# bob sikes 8 day report



## southern yakker (Jun 25, 2012)

ive been going to bob sikes every day for the past 8 days so heres my report.

the first day we were catching some rat reds,white trout,sail cats, and black snapper.i managed my first big red at aaround 32 inches.days 2-5 the white trout were plentiful but so were the ladyfish and sailcats.i had a big king on(im pretty sure it was a king)that snapped off after about five minutes.day 6 we managed 2 17inch reds some big white trout,black snapper,sailcats and more ladyfish.day 7 it started to slow after the water and wind calmed down and the only fish i caught was a 36 inch red and my friend caught a 18 inch red.(my second red ive ever caught above slot:thumbupday 8 the only thing we caught was a sail cat and a white trout.most if the fish we caught on carolina rigged live shrimp with the big red on carolina rigged cut bait.alot of trash fish were caught but we still managed some decent fish.the bite has slowede down but we still had some good bites the last day.

list of fish
reds-7
trout-around twenty
black snapper-around 30
sailcats-8
stingrays-5


----------



## JonnyT (Dec 2, 2007)

Nice report. If you want a really big bull red (25 lbs. +) put out one of those live white trout on bottom - hook it through the top lip, as they don't really thrive as live bait for very long. Cast it out with a 4 oz. weight and let it marinade - a big red will suck it down eventually.


----------



## stevesmi (Mar 15, 2012)

thanks for the report. 

see any mackerel being caught?


----------



## southern yakker (Jun 25, 2012)

I heard someone yell they had a spanish but i never saw it so i dont know. Thanks for the tip for big reds.


----------



## PAWGhunter (Feb 3, 2010)

JonnyT said:


> Nice report.

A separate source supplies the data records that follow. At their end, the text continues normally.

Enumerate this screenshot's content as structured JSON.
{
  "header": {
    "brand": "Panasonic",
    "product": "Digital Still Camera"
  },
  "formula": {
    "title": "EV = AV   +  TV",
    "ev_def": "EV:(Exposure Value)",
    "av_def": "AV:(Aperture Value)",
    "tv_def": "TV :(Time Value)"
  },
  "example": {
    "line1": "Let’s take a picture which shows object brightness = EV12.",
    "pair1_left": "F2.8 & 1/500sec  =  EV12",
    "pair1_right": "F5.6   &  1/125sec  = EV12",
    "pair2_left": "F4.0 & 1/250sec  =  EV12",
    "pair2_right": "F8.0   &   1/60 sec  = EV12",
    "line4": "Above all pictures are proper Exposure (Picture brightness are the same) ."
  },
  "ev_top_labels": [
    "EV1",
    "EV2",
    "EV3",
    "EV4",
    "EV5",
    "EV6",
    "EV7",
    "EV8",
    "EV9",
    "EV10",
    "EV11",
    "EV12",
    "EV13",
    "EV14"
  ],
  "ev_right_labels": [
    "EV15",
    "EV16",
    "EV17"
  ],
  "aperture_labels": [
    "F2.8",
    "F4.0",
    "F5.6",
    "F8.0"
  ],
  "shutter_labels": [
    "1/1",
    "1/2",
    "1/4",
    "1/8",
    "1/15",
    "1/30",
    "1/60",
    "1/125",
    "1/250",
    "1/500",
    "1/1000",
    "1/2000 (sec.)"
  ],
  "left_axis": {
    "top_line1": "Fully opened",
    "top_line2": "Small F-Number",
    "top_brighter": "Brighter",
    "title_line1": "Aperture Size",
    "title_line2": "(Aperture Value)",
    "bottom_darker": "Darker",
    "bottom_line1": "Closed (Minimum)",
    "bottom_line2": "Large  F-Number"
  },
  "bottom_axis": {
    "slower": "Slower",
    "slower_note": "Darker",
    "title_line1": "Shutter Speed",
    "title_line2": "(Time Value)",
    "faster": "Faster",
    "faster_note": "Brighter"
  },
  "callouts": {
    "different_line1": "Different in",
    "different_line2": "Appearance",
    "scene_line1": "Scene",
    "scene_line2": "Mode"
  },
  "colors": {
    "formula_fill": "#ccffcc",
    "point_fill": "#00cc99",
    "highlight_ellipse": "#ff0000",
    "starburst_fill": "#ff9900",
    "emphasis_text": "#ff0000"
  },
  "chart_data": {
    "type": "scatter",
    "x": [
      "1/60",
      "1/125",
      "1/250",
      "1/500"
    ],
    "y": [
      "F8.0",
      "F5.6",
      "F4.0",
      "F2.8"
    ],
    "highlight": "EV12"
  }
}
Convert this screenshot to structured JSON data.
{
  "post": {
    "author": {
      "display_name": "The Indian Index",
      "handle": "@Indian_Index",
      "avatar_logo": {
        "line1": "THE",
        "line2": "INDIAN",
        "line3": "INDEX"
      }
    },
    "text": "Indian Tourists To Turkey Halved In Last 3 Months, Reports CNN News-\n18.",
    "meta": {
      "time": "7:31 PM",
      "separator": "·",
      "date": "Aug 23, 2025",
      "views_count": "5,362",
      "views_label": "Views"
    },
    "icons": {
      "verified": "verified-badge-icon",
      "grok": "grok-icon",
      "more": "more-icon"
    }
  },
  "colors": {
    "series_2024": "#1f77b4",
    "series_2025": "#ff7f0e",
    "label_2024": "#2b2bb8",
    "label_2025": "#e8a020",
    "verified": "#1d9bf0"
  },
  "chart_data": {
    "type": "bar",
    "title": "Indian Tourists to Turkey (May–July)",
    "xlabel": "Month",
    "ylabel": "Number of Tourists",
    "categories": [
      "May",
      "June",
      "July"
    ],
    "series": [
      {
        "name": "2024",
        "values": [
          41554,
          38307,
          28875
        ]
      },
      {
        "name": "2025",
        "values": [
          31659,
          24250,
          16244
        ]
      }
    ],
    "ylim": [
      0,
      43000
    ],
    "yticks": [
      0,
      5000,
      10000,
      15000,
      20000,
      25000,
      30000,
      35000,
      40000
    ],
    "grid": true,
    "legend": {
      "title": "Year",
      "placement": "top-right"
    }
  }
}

If you want a really big bull red (25 lbs. +) put out one of those live white trout on bottom - hook it through the top lip, as they don't really thrive as live bait for very long. Cast it out with a 4 oz. weight and let it marinade - a big red will suck it down eventually.


Big sharks too:thumbup:


----------



## JonnyT (Dec 2, 2007)

PAWGhunter said:


> Big sharks too:thumbup:


And little sharks. :laughing:


----------



## devinsdad (Mar 31, 2010)

Did you keep the sailcats?!?! Man those are good eating!


----------



## southern yakker (Jun 25, 2012)

devinsdad said:


> Did you keep the sailcats?!?! Man those are good eating!


We gave them away because we didnt have a cooler to keep them.my friend kept some of the reds and trout the last couple of days.


----------



## asago (Nov 11, 2008)

Any size on the black snapper?


----------